Anonymous Monk has asked for the wisdom of the Perl Monks concerning the following question:

Greetings,
I've been trying to put a word frequency counter together but I keep getting an unitialised value in pattern match.
my $file = "C:\\areopagitica.txt"; open(IN, $file) || die "File not found"; my @thisfile = <IN>; close(IN); chomp @thisfile; my %seen=(); while (@thisfile) { while ( /(\w['\w-]*)/g ) { $seen{lc $1}++; } } foreach my $word (sort { $seen{b} <=> $seen{a} } keys %seen) { printf "%5d %s\n", $seen{$word}, $word; }
I'd be grateful if somebody could let me know what I'm dong wrong.

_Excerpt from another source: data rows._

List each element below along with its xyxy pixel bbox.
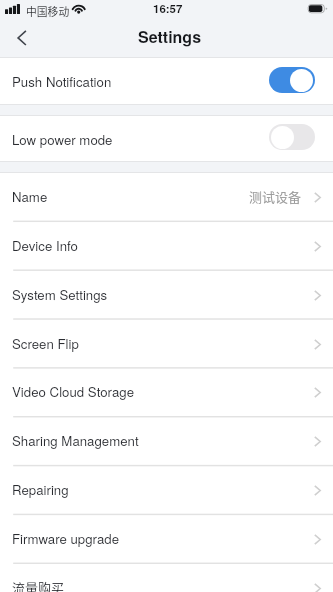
button[interactable]: Name [0,172,333,221]
staticText: Device Info [12,236,78,255]
staticText: Video Cloud Storage [12,382,134,401]
staticText: 16:57 [153,0,183,16]
button[interactable]: System Settings [0,270,333,319]
button[interactable]: Screen Flip [0,319,333,368]
staticText: Name [12,187,48,206]
button[interactable]: Video Cloud Storage [0,367,333,416]
staticText: Push Notification [12,72,112,91]
staticText: System Settings [12,285,108,304]
staticText: 流量购买 [12,578,65,592]
button[interactable]: Firmware upgrade [0,514,333,563]
staticText: Low power mode [12,130,113,149]
staticText: Repairing [12,480,69,499]
button[interactable]: Device Info [0,221,333,270]
button[interactable]: Sharing Management [0,416,333,465]
button[interactable]: Push Notification [0,58,333,105]
staticText: 中国移动 [26,3,70,19]
staticText: Sharing Management [12,431,139,450]
button[interactable]: Low power mode [0,116,333,162]
staticText: Settings [138,25,202,48]
staticText: Firmware upgrade [12,529,120,548]
button[interactable]: 流量购买 [0,563,333,592]
staticText: 测试设备 [249,187,302,206]
button[interactable]: Back [0,16,44,60]
button[interactable]: Repairing [0,465,333,514]
staticText: Screen Flip [12,334,79,353]
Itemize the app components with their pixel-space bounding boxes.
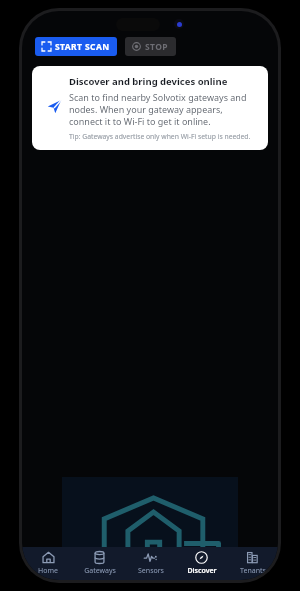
staticText: Discover bbox=[187, 566, 217, 576]
staticText: START SCAN bbox=[55, 41, 110, 53]
staticText: Scan to find nearby Solvotix gateways an… bbox=[69, 91, 258, 127]
button[interactable]: Sensors bbox=[125, 547, 176, 580]
button[interactable]: START SCAN bbox=[35, 37, 117, 56]
button[interactable]: Discover bbox=[176, 547, 227, 580]
button[interactable]: Home bbox=[22, 547, 74, 580]
button[interactable]: Discover and bring devices online bbox=[32, 66, 268, 150]
button[interactable]: Gateways bbox=[74, 547, 125, 580]
staticText: STOP bbox=[145, 41, 169, 53]
staticText: Discover and bring devices online bbox=[69, 75, 228, 88]
staticText: Tenants bbox=[240, 566, 266, 576]
staticText: Gateways bbox=[84, 566, 116, 576]
staticText: Home bbox=[38, 566, 58, 576]
staticText: Sensors bbox=[138, 566, 164, 576]
button[interactable]: STOP bbox=[125, 37, 176, 56]
staticText: Tip: Gateways advertise only when Wi-Fi … bbox=[69, 132, 251, 141]
button[interactable]: Tenants bbox=[227, 547, 278, 580]
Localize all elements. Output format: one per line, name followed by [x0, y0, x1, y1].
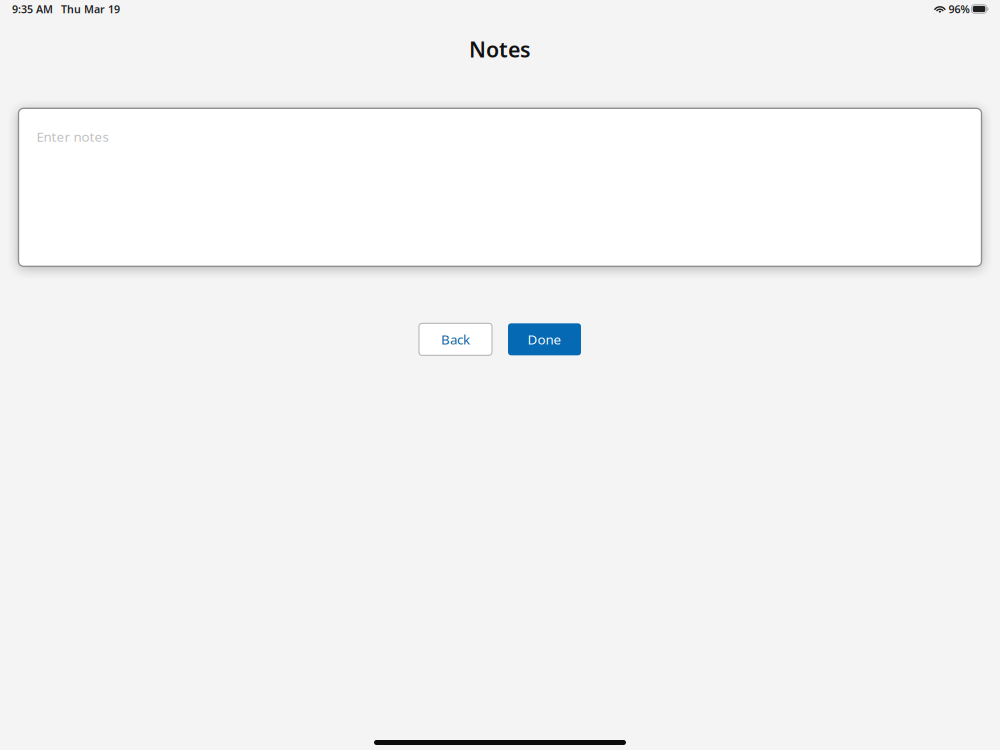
- button[interactable]: Enter notes: [18, 108, 982, 266]
- button[interactable]: Back: [419, 323, 492, 355]
- staticText: Enter notes: [36, 128, 108, 146]
- staticText: Back: [441, 330, 470, 348]
- staticText: Done: [528, 330, 562, 348]
- button[interactable]: Done: [508, 323, 581, 355]
- staticText: 96%: [948, 2, 970, 16]
- staticText: 9:35 AM: [12, 2, 53, 16]
- staticText: Thu Mar 19: [61, 2, 120, 16]
- staticText: Notes: [469, 35, 531, 63]
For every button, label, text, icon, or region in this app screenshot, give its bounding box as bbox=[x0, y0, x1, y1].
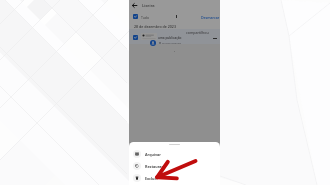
staticText: 28 dias restantes bbox=[162, 41, 182, 44]
button[interactable]: Selected bbox=[133, 35, 138, 40]
staticText: Excluir bbox=[145, 176, 158, 181]
staticText: compartilhou bbox=[186, 30, 209, 35]
staticText: 28 de dezembro de 2023 bbox=[134, 24, 176, 29]
staticText: Arquivar bbox=[145, 152, 161, 157]
staticText: Lixeira bbox=[142, 3, 155, 8]
button[interactable]: Desmarcar bbox=[201, 15, 220, 20]
button[interactable]: Selected bbox=[133, 14, 138, 19]
button[interactable]: Arquivar bbox=[129, 148, 220, 160]
button[interactable]: Restaurar bbox=[129, 160, 220, 172]
staticText: uma publicação bbox=[158, 36, 182, 40]
button[interactable]: Back bbox=[130, 1, 138, 9]
staticText: Tudo bbox=[141, 15, 149, 20]
button[interactable]: Excluir bbox=[129, 172, 220, 184]
staticText: Restaurar bbox=[145, 164, 164, 169]
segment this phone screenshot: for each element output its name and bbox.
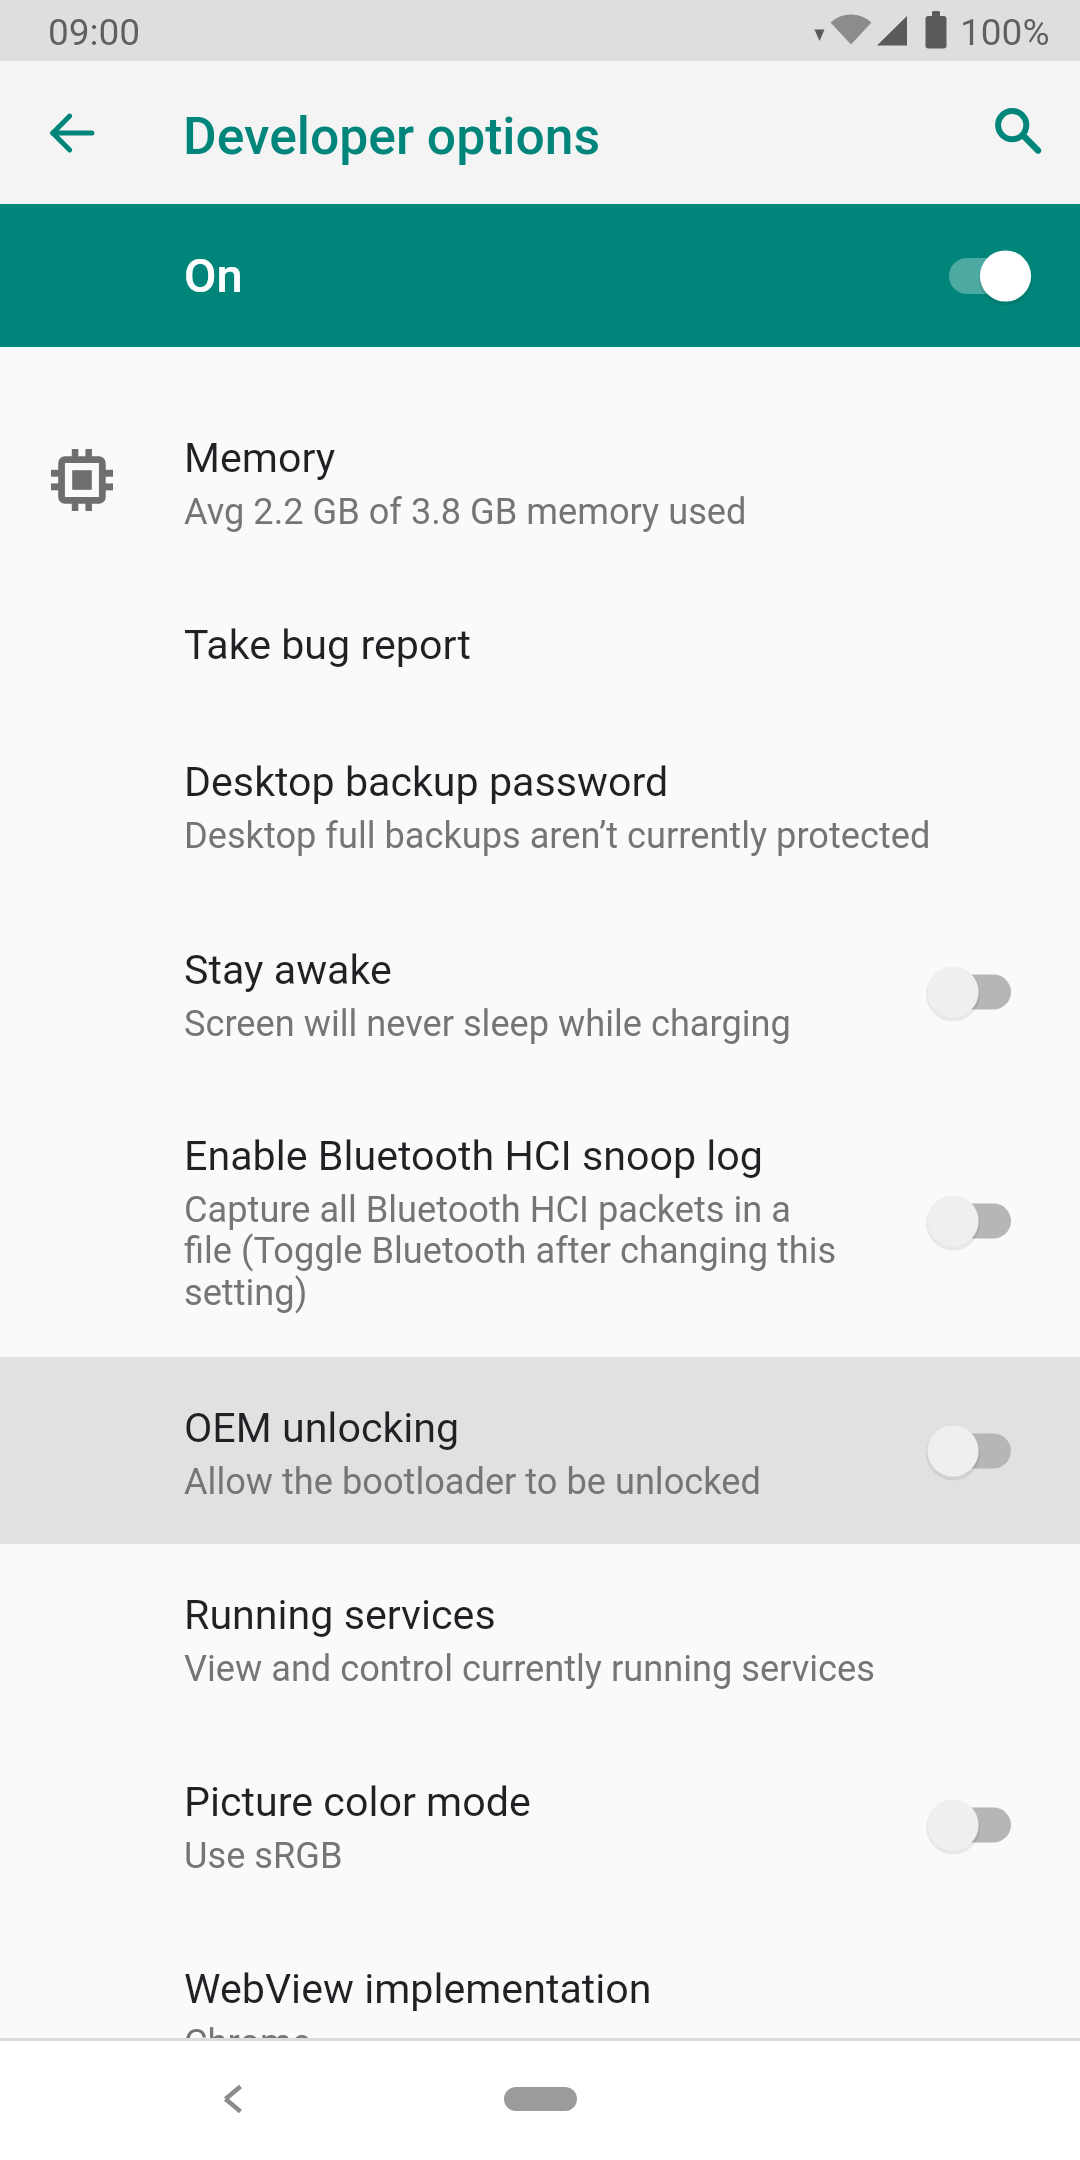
button[interactable]: Search [968,85,1064,181]
button[interactable]: Home [504,2087,577,2111]
staticText: Memory [184,434,336,482]
button[interactable]: Desktop backup password [0,711,1080,899]
staticText: Picture color mode [184,1778,531,1826]
staticText: Stay awake [184,946,392,994]
staticText: Desktop backup password [184,758,669,806]
button[interactable]: Toggle [880,1780,1080,1870]
button[interactable]: Picture color mode [0,1731,1080,1918]
button[interactable]: On [0,204,1080,347]
staticText: View and control currently running servi… [184,1647,875,1689]
staticText: Screen will never sleep while charging [184,1002,791,1044]
staticText: On [184,248,243,303]
staticText: Use sRGB [184,1834,343,1876]
staticText: Avg 2.2 GB of 3.8 GB memory used [184,490,747,532]
button[interactable]: Toggle [880,1176,1080,1266]
staticText: Enable Bluetooth HCI snoop log [184,1132,763,1180]
button[interactable]: Running services [0,1544,1080,1731]
button[interactable]: Stay awake [0,899,1080,1085]
button[interactable]: Toggle [880,947,1080,1037]
staticText: Chrome [184,2021,311,2038]
button[interactable]: Memory [0,387,1080,574]
staticText: Desktop full backups aren’t currently pr… [184,814,931,856]
button[interactable]: Take bug report [0,574,1080,711]
button[interactable]: OEM unlocking [0,1357,1080,1544]
staticText: Take bug report [184,621,471,669]
button[interactable]: Navigate up [24,85,120,181]
button[interactable]: Developer options on [920,231,1080,321]
staticText: OEM unlocking [184,1404,460,1452]
staticText: WebView implementation [184,1965,652,2013]
staticText: 100% [960,11,1050,54]
button[interactable]: Toggle [880,1406,1080,1496]
staticText: Allow the bootloader to be unlocked [184,1460,761,1502]
button[interactable]: Back [188,2054,278,2144]
staticText: Developer options [183,106,601,166]
staticText: 09:00 [48,11,141,54]
staticText: Capture all Bluetooth HCI packets in a f… [184,1188,840,1314]
button[interactable]: Enable Bluetooth HCI snoop log [0,1085,1080,1357]
button[interactable]: WebView implementation [0,1918,1080,2038]
staticText: Running services [184,1591,496,1639]
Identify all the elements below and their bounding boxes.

Replies are listed 'Best First'.
Re: Word Frequency counter
by GrandFather (Saint) on Oct 02, 2008 at 20:30 UTC

    For a start

    while (@thisfile) {

    doesn't do what you think. In particular, it is not

    for (@thisfile) {

    Next:

    $seen{b} <=> $seen{a}

    compares the values for keys 'a' and 'b', not for the two sort variables' ($a and $b) contents as you are hoping. Cleaning those problems up, fixing a few other style issues and providing some sample data gives:

    use strict; use warnings; my $fileData = <<DATA; Greetings, I've been trying to put a word frequency counter together but I keep g +etting an unitialised value in pattern match. I'd be grateful if somebody could +let me know what I'm dong wrong. I added a line to get some repeated words. DATA my %seen; open my $inFile, '<', \$fileData; for (grep {chomp; length} <$inFile>) { $seen{lc $1}++ while /(\w['\w-]*)/g; } close ($inFile); printf "%5d %s\n", $seen{$_}, $_ for sort { $seen{$b} <=> $seen{$a} } +keys %seen;

    Prints:

    2 a 2 to 2 i 1 i've 1 know 1 put 1 if 1 unitialised 1 greetings 1 i'd 1 frequency 1 wrong 1 let 1 could 1 in 1 keep 1 line 1 repeated 1 trying 1 what 1 value 1 me 1 match 1 grateful 1 i'm 1 word 1 be 1 some 1 somebody 1 but 1 added 1 words 1 dong 1 been 1 get 1 together 1 getting 1 pattern 1 counter 1 an

    Perl reduces RSI - it saves typing
      Thanks for all the above replies which explain where I've gone wrong and why and especially Grandfather for showing a different and less verbose way of getting the task working.
Re: Word Frequency counter
by Fletch (Bishop) on Oct 02, 2008 at 20:16 UTC

    You've used literal barewords "a" and "b" as hash keys in your sort comparitor where you wanted to be using the variables $a and $b.

    The cake is a lie.
    The cake is a lie.
    The cake is a lie.

Re: Word Frequency counter
by toolic (Bishop) on Oct 02, 2008 at 20:23 UTC
    Probably unrelated to your problem, but your outer while loop will be infinite if your @thisfile array has any contents. It would be better to use a for loop instead:
    for (@thisfile) {
      Actually, this is related. Anonymous' regex is trying to match against $_, but while loops (and everything else in this code) don't set $_, so it's undefined. If you change the outer while to a for then you have something that sets $_.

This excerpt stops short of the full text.